The argument I have presented has several parts, so it might be worth brining them together in a summary.
Where others have accepted the framing of the opening post, and argued about presentism, eternalism, memory traces, causal inheritance, the block universe and so on, I want to question that framing, and I hope, dissolve it - to show a way out.
The first step was to show that the past is poorly treated, if it is understood as something to be quantified. Looking at formal treatments of temporal logic shows that the question “does the past exist” is malformed; it’s a grammatical act that gives the illusion of there being a something - like the little man who wasn’t there.

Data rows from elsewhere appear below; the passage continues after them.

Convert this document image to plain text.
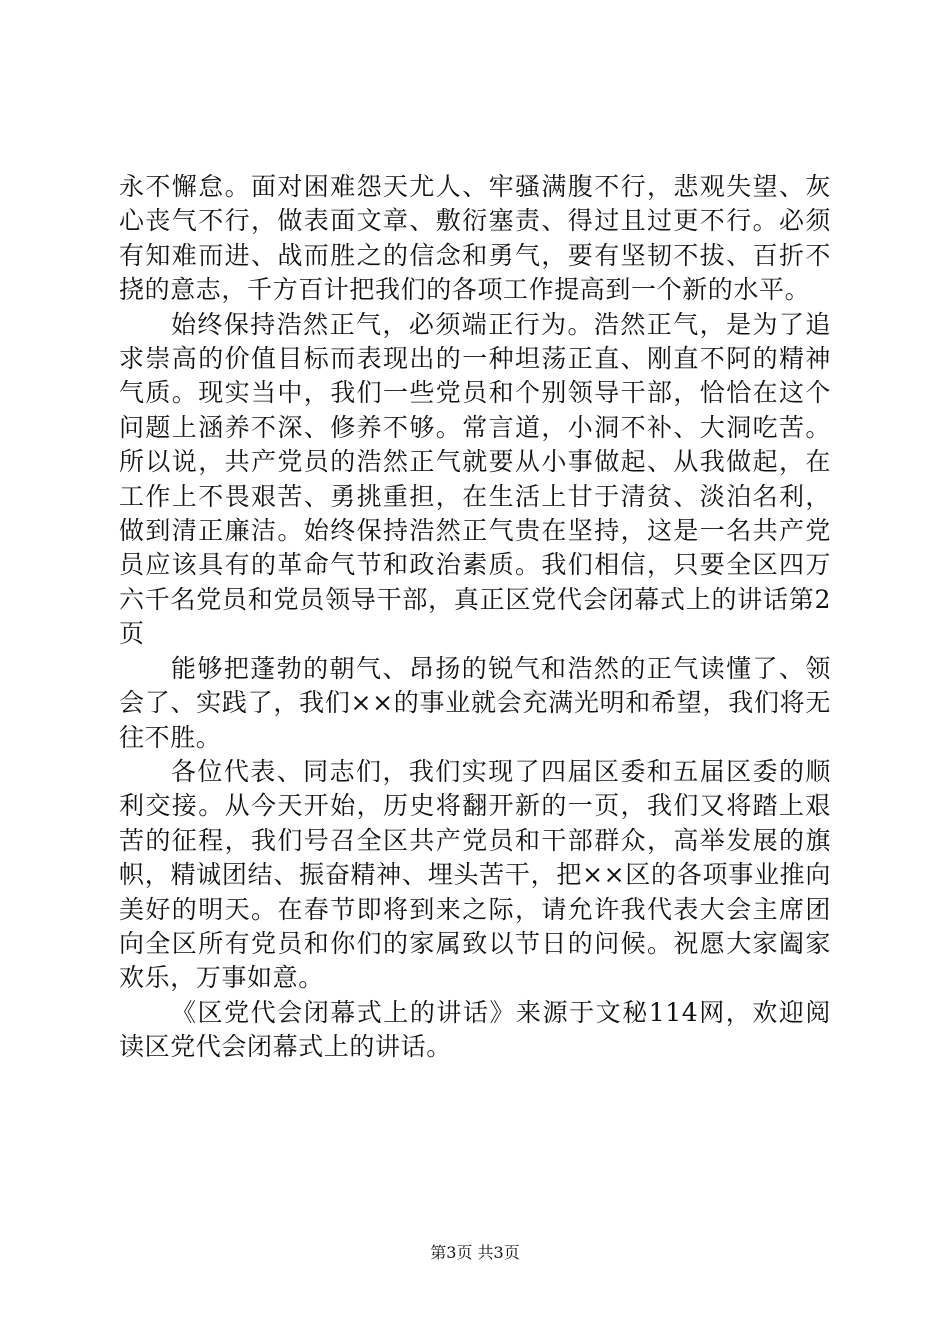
永不懈怠。面对困难怨天尤人、牢骚满腹不行，悲观失望、灰心丧气不行，做表面文章、敷衍塞责、得过且过更不行。必须有知难而进、战而胜之的信念和勇气，要有坚韧不拔、百折不挠的意志，千方百计把我们的各项工作提高到一个新的水平。

始终保持浩然正气，必须端正行为。浩然正气，是为了追求崇高的价值目标而表现出的一种坦荡正直、刚直不阿的精神气质。现实当中，我们一些党员和个别领导干部，恰恰在这个问题上涵养不深、修养不够。常言道，小洞不补、大洞吃苦。所以说，共产党员的浩然正气就要从小事做起、从我做起，在工作上不畏艰苦、勇挑重担，在生活上甘于清贫、淡泊名利，做到清正廉洁。始终保持浩然正气贵在坚持，这是一名共产党员应该具有的革命气节和政治素质。我们相信，只要全区四万六千名党员和党员领导干部，真正区党代会闭幕式上的讲话第2页

能够把蓬勃的朝气、昂扬的锐气和浩然的正气读懂了、领会了、实践了，我们××的事业就会充满光明和希望，我们将无往不胜。

各位代表、同志们，我们实现了四届区委和五届区委的顺利交接。从今天开始，历史将翻开新的一页，我们又将踏上艰苦的征程，我们号召全区共产党员和干部群众，高举发展的旗帜，精诚团结、振奋精神、埋头苦干，把××区的各项事业推向美好的明天。在春节即将到来之际，请允许我代表大会主席团向全区所有党员和你们的家属致以节日的问候。祝愿大家阖家欢乐，万事如意。

《区党代会闭幕式上的讲话》来源于文秘114网，欢迎阅读区党代会闭幕式上的讲话。

第3页 共3页
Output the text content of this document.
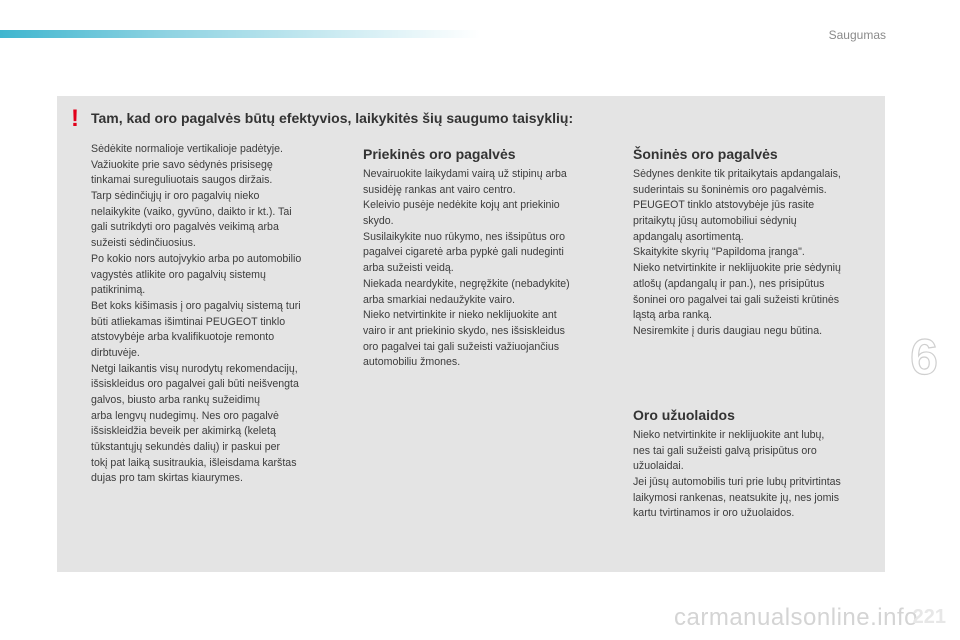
Saugumas
! Tam, kad oro pagalvės būtų efektyvios, laikykitės šių saugumo taisyklių:
Sėdėkite normalioje vertikalioje padėtyje.
Važiuokite prie savo sėdynės prisisegę
tinkamai sureguliuotais saugos diržais.
Tarp sėdinčiųjų ir oro pagalvių nieko
nelaikykite (vaiko, gyvūno, daikto ir kt.). Tai
gali sutrikdyti oro pagalvės veikimą arba
sužeisti sėdinčiuosius.
Po kokio nors autojvykio arba po automobilio
vagystės atlikite oro pagalvių sistemų
patikrinimą.
Bet koks kišimasis į oro pagalvių sistemą turi
būti atliekamas išimtinai PEUGEOT tinklo
atstovybėje arba kvalifikuotoje remonto
dirbtuvėje.
Netgi laikantis visų nurodytų rekomendacijų,
išsiskleidus oro pagalvei gali būti neišvengta
galvos, biusto arba rankų sužeidimų
arba lengvų nudegimų. Nes oro pagalvė
išsiskleidžia beveik per akimirką (keletą
tūkstantųjų sekundės dalių) ir paskui per
tokį pat laiką susitraukia, išleisdama karštas
dujas pro tam skirtas kiaurymes.
Priekinės oro pagalvės
Nevairuokite laikydami vairą už stipinų arba
susidėję rankas ant vairo centro.
Keleivio pusėje nedėkite kojų ant priekinio
skydo.
Susilaikykite nuo rūkymo, nes išsipūtus oro
pagalvei cigaretė arba pypkė gali nudeginti
arba sužeisti veidą.
Niekada neardykite, negręžkite (nebadykite)
arba smarkiai nedaužykite vairo.
Nieko netvirtinkite ir nieko neklijuokite ant
vairo ir ant priekinio skydo, nes išsiskleidus
oro pagalvei tai gali sužeisti važiuojančius
automobiliu žmones.
Šoninės oro pagalvės
Sėdynes denkite tik pritaikytais apdangalais,
suderintais su šoninėmis oro pagalvėmis.
PEUGEOT tinklo atstovybėje jūs rasite
pritaikytų jūsų automobiliui sėdynių
apdangalų asortimentą.
Skaitykite skyrių "Papildoma įranga".
Nieko netvirtinkite ir neklijuokite prie sėdynių
atlošų (apdangalų ir pan.), nes prisipūtus
šoninei oro pagalvei tai gali sužeisti krūtinės
ląstą arba ranką.
Nesiremkite į duris daugiau negu būtina.
Oro užuolaidos
Nieko netvirtinkite ir neklijuokite ant lubų,
nes tai gali sužeisti galvą prisipūtus oro
užuolaidai.
Jei jūsų automobilis turi prie lubų pritvirtintas
laikymosi rankenas, neatsukite jų, nes jomis
kartu tvirtinamos ir oro užuolaidos.
6
carmanualsonline.info
221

Next, we can see how this might be used to reframe Peirce’s claims. He puts his account in terms of truth, when they might better and less controversially be put in terms of belief; he talks in terms of ontology when the issue is epistemic. The usefulness of past-tense statements might well be addressed in terms of their future utility; but their usefulness is a very different issue to their truth.
The third point: the root error here is one of equating belief and truth; of thinking that all there is to the truth of a statement is an attitude towards that statement. But the truth of a statement is a different kind of thing to the attitude we adopt towards it, that being believing it, knowing it, asserting it, doubting it, or whatever.
The final part of the argument is the observation that the T-sentence, “p” is true ≡ p, provides a minimal account of what it is for a statement to be true, without introducing ontological implications. The ontological implications might well be there, but they enter via “p”, not via the T-sentence.
Now this argument has the result of dissolving most of the context of the thread, but leaves us with most of Peirce’s conclusion intact. What folk believe about the past will drive what they do in the future. But it remains that those beliefs can be false.